In this partial optimization method, all of the parameters of the substitution model are fixed at their values under T1 and are not re-optimised as in the full optimization SOWH method. The maximum likelihood topology is determined using these fixed rates and the branch lengths of the ML topology are optimised. Thus, much computer time is saved by not simultaneously searching for the ML topology and estimating the free parameters.

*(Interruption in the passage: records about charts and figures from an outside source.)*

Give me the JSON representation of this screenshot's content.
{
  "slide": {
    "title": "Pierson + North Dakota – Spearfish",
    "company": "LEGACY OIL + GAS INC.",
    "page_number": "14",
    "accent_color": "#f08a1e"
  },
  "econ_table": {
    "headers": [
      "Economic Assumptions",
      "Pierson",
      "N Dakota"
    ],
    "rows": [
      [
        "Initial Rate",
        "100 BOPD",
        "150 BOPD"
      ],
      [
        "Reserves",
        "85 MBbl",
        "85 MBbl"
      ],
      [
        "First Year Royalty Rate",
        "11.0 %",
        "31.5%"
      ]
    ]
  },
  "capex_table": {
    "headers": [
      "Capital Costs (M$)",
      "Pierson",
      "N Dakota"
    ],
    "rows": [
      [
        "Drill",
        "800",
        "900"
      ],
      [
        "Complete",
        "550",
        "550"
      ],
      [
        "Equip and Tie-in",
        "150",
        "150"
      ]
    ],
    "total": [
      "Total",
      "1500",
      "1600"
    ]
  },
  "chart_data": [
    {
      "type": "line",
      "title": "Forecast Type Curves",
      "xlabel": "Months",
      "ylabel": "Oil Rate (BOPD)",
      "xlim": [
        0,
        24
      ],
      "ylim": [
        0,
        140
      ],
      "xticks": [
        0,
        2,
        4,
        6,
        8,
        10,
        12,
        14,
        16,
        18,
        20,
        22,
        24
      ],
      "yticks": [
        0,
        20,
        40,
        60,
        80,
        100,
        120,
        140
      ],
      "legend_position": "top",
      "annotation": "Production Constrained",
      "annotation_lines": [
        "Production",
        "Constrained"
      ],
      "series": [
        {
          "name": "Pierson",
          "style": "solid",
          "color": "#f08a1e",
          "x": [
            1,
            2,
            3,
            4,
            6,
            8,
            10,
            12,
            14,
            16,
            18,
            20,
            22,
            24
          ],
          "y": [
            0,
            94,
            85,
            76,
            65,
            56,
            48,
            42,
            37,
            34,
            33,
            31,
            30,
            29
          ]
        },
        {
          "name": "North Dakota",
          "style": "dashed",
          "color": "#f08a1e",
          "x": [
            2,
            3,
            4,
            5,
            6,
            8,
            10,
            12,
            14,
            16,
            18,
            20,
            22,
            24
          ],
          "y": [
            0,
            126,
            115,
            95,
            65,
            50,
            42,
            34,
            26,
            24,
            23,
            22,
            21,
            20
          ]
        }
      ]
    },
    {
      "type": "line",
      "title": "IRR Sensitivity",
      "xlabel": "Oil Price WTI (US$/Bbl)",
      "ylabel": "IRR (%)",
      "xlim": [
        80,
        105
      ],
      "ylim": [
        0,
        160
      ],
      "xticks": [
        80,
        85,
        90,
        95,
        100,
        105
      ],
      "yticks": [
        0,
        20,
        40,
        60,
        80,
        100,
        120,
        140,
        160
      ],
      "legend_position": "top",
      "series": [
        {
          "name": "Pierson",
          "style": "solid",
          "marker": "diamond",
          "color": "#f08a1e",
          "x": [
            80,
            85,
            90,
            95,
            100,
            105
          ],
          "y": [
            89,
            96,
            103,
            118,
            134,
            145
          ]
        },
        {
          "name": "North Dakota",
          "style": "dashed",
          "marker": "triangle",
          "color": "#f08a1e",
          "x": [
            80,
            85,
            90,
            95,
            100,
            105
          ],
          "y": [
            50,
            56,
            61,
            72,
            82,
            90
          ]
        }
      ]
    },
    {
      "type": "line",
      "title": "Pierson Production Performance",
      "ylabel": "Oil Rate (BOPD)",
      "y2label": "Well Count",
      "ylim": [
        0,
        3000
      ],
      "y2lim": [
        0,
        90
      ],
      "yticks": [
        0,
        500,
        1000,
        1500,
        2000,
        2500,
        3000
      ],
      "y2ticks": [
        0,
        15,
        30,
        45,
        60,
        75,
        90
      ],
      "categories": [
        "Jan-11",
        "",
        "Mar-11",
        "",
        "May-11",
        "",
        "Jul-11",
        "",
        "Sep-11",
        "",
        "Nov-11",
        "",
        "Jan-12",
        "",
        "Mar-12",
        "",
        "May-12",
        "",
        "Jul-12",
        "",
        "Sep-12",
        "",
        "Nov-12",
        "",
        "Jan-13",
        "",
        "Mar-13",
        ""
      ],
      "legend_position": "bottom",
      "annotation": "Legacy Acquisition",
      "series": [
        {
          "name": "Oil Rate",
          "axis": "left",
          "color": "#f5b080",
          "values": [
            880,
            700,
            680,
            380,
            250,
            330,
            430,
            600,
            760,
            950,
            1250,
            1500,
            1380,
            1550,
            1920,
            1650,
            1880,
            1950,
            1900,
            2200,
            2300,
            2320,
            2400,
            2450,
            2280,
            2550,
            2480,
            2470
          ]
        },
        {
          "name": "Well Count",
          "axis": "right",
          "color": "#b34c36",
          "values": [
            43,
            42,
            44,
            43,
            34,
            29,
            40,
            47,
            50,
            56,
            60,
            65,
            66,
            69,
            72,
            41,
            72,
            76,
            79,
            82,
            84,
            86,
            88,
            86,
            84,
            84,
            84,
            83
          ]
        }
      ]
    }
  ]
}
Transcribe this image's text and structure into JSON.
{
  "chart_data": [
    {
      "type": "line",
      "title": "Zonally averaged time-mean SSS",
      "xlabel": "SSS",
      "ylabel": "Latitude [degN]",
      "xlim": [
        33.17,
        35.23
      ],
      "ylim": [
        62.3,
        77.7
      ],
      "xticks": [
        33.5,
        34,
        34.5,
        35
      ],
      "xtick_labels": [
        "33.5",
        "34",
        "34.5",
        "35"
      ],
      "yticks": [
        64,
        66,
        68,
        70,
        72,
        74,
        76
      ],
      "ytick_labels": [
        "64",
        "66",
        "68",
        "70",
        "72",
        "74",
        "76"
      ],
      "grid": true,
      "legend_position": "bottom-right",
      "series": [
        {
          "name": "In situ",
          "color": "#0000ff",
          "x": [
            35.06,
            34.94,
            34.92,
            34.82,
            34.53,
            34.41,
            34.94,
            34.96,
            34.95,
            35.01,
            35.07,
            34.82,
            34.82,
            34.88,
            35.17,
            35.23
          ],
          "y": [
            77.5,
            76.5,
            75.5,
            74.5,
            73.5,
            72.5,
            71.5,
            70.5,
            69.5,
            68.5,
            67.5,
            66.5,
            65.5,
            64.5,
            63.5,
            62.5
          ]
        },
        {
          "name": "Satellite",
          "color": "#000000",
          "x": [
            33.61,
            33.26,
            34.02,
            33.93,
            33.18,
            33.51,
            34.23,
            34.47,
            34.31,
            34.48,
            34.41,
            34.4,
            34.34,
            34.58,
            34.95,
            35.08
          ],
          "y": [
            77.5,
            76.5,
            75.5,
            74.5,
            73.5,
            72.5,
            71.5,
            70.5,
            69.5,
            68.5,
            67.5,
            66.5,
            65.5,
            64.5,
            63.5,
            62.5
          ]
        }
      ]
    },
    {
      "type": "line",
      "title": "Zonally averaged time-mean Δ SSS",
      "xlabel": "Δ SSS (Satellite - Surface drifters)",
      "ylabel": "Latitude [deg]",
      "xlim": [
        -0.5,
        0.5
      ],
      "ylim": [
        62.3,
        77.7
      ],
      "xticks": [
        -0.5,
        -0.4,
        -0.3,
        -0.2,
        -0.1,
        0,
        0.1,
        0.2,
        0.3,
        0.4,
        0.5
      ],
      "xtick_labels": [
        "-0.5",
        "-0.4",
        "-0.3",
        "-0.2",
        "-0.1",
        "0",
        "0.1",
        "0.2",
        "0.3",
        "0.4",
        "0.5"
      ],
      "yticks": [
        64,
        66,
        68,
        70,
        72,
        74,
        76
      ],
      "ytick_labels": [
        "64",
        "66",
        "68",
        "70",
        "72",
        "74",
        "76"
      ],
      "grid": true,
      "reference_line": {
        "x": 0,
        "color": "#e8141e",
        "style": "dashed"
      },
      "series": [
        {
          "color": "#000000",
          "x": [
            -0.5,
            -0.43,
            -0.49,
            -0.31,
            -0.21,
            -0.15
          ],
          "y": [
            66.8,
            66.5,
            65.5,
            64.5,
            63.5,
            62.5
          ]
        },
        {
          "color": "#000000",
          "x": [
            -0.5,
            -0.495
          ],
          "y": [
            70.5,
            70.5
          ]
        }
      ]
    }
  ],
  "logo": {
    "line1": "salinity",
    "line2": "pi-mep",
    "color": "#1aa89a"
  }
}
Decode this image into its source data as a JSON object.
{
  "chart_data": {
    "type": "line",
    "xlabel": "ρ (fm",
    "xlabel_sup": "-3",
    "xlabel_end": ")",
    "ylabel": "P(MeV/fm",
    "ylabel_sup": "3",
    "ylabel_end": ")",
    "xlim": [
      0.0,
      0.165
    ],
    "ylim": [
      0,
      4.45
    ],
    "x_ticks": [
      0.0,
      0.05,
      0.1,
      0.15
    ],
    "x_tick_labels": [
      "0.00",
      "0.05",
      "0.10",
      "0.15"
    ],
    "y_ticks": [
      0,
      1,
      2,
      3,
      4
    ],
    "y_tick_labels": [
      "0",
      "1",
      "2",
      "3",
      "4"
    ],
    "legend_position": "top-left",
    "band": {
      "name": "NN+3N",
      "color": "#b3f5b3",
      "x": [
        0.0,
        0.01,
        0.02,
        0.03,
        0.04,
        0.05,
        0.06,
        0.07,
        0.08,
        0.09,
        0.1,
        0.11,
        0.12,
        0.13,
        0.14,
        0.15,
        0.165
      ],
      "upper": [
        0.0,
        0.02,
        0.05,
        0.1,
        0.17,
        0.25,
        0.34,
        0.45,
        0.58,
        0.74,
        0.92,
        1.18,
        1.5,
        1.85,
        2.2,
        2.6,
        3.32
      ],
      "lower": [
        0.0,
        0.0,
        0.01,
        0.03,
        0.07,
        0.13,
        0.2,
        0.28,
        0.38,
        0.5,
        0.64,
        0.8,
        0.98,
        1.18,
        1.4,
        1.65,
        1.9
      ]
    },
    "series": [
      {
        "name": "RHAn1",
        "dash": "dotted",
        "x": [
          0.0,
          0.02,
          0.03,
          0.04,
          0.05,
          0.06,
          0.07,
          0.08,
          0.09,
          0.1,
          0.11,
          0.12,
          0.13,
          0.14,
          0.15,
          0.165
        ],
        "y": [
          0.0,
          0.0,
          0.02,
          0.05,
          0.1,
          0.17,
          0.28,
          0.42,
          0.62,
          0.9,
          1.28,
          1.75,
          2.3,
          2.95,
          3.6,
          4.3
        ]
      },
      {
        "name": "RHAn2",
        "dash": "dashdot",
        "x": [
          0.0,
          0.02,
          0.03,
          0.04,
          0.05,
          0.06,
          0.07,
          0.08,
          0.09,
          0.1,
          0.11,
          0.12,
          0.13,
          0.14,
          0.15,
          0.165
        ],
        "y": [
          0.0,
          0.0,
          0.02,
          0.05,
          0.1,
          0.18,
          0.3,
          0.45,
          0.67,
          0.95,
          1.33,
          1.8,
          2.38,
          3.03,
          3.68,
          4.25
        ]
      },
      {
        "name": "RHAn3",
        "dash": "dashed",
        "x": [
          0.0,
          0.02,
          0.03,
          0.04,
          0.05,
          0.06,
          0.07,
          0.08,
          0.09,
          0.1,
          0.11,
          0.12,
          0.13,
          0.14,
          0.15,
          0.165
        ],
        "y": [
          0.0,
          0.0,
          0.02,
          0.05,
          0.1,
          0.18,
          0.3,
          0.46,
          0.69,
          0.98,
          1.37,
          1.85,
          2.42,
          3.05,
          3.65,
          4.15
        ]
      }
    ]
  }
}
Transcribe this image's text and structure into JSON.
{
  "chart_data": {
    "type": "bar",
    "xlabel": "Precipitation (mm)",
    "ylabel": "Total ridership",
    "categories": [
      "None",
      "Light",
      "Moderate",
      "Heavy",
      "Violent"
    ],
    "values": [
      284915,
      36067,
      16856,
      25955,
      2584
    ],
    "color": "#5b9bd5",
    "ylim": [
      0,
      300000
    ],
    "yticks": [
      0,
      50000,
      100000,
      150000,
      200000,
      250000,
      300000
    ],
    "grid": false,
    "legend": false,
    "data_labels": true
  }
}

1) To run the partial optimization version, you will just need to replace the partial paup Block in Step 3 number 2 with the partial block below:

;
end;

begin paup;
[! • • • Calculating Likelihood Scores • • •]
set criterion = likelihood;
           Lset NST = 6 RMatrix = estimate
           Rates = gamma shape = estimate;
gettrees file=T1;
Lscore / scorefile = T1_Score append = yes;
set criterion = likelihood;
           Lset NST = 6 RMatrix = previous
           Rates = gamma shape = previous;
HSearch start = stepwise nbest = 1 status = no;
savetrees file = TML append = yes format = phylip;
Lscore / scorefile = TML_Score append = yes;

Begin data;
           Dimensions ntax=6 nchar=50;
           Format datatype=nucleotide gap=- missing=? matchchar=.;
           Matrix

REFERENCES.

Rambaut, A. and N. C. Grassly (1997). "Seq-Gen: an application for the Monte Carlo simulation of DNA sequence evolution along phylogenetic trees." Comput. Appl. Biosci. 13(3): 235-238.

Swofford, D. L. (1999). PAUP 4.0: Phylogenetic Analysis Using Parsimony (And Other Methods). Sunderland, MA, Sinauer Associates, Inc.

Yang, Z. (1997). "PAML: a program package for phylogenetic analysis by maximum likelihood." CABIOS 13: 555-556.